Transfiguration and Beauty

Transfiguration and Beauty

Last year, I wrote about picking my son up from the nursery after our church’s Ash Wednesday service. I was ripe with pregnancy. And not in the good way. I was ripe in the “my due date is in two days” way. I wobbled, waddled and winced (in that order) while I made my way down the aisle to get the markings of the cross on my head.

My husband had a work thing that night. So I had packed August into the stroller and he and I had walked the five dark blocks to our church in San Francisco. I stood in the balcony, watching files of people moving toward the ashes. I knew that most of them were entering into a 40 day regeneration, a time of preparation for the celebration of Easter. And I knew that I was entering into a new life, a life of mothering two people. I was going to learn the secret of how one woman can hold two children and love them both with the same fierce burning. And I wasn’t giving anything up for Lent–thankyouverymuch–except for my sleep.

After my pastor marked my head, spoke my name: “Micha, remember that you are dust and to dust you will return,” I walked down stairs to the child care room. My son was there playing with friends. He ran across the room to me, his smile slowly shifting into a look of concern. “Mommy, what’s on your head?” he said.

I told him. I told him about the ashes, that they remind me how I need Jesus, how Jesus loves me. Then we were in the stroller in the cool air, walking past alleys and the porch where the homeless guy with the grocery cart always stayed. I held my pepper spray close by while we moved our way home. Then through the heavy wrought iron door, then into the lobby and up the stairs and finally to our apartment. August sat on the bench beside our door and I knelt my front-heavy body onto the floor to reach his feet. Our eyes looked at each other. August reached up to my forehead and ran his thumb along my black mark. He made the same mark on me that I’ve made on his forehead hundreds of times before at his bedtime. The secret physical blessing I touch him with, down and across: the cross. He looked at my face again, his thumb dingy with ash. He said, “You’re beautiful, Mama.”

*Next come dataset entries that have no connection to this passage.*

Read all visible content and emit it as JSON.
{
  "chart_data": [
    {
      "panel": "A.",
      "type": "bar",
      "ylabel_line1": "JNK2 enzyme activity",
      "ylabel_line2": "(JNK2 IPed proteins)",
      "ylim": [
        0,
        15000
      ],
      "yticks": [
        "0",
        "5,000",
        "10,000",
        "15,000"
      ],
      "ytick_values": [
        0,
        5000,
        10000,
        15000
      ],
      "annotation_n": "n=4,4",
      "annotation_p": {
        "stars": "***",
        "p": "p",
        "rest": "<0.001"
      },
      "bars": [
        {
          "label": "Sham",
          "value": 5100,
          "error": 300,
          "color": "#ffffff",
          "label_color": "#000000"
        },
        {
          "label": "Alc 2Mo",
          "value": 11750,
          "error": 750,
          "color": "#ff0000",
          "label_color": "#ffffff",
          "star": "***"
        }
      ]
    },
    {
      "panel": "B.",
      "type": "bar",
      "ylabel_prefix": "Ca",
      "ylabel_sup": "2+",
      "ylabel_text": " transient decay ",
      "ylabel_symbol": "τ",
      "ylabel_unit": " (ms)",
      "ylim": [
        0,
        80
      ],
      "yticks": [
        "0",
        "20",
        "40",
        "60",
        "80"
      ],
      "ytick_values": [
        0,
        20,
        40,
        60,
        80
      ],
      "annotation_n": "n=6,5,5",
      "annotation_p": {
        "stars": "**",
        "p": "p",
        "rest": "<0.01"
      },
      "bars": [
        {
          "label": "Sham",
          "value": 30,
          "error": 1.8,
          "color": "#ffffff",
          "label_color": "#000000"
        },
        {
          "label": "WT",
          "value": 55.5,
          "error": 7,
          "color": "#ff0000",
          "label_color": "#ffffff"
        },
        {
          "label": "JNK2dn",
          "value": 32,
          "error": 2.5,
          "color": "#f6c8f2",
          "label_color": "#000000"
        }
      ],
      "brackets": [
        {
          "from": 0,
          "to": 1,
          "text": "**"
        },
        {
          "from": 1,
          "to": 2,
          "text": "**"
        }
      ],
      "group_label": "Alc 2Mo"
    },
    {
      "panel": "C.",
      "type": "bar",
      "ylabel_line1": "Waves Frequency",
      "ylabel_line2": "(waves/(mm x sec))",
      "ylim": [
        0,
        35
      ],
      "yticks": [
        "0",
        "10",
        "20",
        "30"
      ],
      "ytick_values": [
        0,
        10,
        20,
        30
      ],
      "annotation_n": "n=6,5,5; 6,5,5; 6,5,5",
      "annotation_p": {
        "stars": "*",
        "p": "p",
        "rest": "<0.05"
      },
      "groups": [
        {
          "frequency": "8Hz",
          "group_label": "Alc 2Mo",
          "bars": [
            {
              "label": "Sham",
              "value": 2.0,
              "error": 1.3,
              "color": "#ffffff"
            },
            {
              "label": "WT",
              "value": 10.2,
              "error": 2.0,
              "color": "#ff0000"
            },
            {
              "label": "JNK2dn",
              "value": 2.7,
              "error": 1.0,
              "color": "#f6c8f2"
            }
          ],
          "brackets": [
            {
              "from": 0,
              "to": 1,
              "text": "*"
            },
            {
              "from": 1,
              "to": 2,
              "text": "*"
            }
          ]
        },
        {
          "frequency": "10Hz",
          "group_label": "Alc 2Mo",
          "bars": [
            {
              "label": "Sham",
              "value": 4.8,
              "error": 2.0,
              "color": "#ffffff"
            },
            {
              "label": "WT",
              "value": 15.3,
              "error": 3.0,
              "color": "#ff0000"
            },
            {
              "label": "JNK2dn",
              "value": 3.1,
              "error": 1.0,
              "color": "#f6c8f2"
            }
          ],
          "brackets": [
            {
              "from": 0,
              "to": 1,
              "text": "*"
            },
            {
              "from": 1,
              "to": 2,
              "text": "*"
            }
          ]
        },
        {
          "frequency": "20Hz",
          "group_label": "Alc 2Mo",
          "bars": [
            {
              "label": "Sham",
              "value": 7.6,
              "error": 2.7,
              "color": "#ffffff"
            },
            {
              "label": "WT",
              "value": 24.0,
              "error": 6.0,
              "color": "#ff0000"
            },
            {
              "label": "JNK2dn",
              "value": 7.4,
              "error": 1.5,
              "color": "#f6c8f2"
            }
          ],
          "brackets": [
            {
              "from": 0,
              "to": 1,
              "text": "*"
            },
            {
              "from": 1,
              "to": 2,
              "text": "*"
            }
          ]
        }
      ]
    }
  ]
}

Yesterday, my pastor, Cliff Warner, spoke from Mark 9, the story of Jesus’ Transfiguration, a word from the Greek that actually means “metamorphosis.” Jesus became Glory, right before the eyes of his disciples. Do you know what happened at the end of Mark 8, six days before Jesus allowed his disciples to experience that full display of his Godness? He foretold his death and resurrection. He pulled the crowd in close to him so they could hear his words: “If any one would come after me, let him deny himself and take up his cross and follow me. For whoever would save his life will lose it, but whoever loses his life for my sake and the gospel’s will save it” (verse 35).

As we enter into Lent this week, hear the words of my pastor. “The call to take up our cross must be accompanied by the splendor and the majesty of Jesus,” he said yesterday. That’s why these two passages are together. If we go into Lent demanding sacrifice of ourselves but lacking any vision of Christ’s beauty, we miss the miracle. We are just black ashes on an oily forehead. The power of Lent is in the grace poured out. We offer the Lord these forty days because we believe God loves us. We believe that when we let go of control, we will see more clearly the movement and the beauty of Jesus.

“Lent sacrifice must be accompanied by majesty,” Cliff said.

And last year I stood in the dimly lit hallway at 8 pm with my then two-year-old, who saw the mark of death on my face and called me beautiful. And that is what Lent is, my friend. It is the sacrifice, the cross in our skin. But it is always greater than what we offer. What we offer becomes magnified in the light of the God who reflects the sun in our presence, who is making the sad become untrue, who is taking our broken souls and rebuilding them into the people we were always meant to be.

Sacrifice and Majesty are sisters in the story of Jesus: Brokenness and Grace. Ashes and Beauty. The very pregnant and the newly born.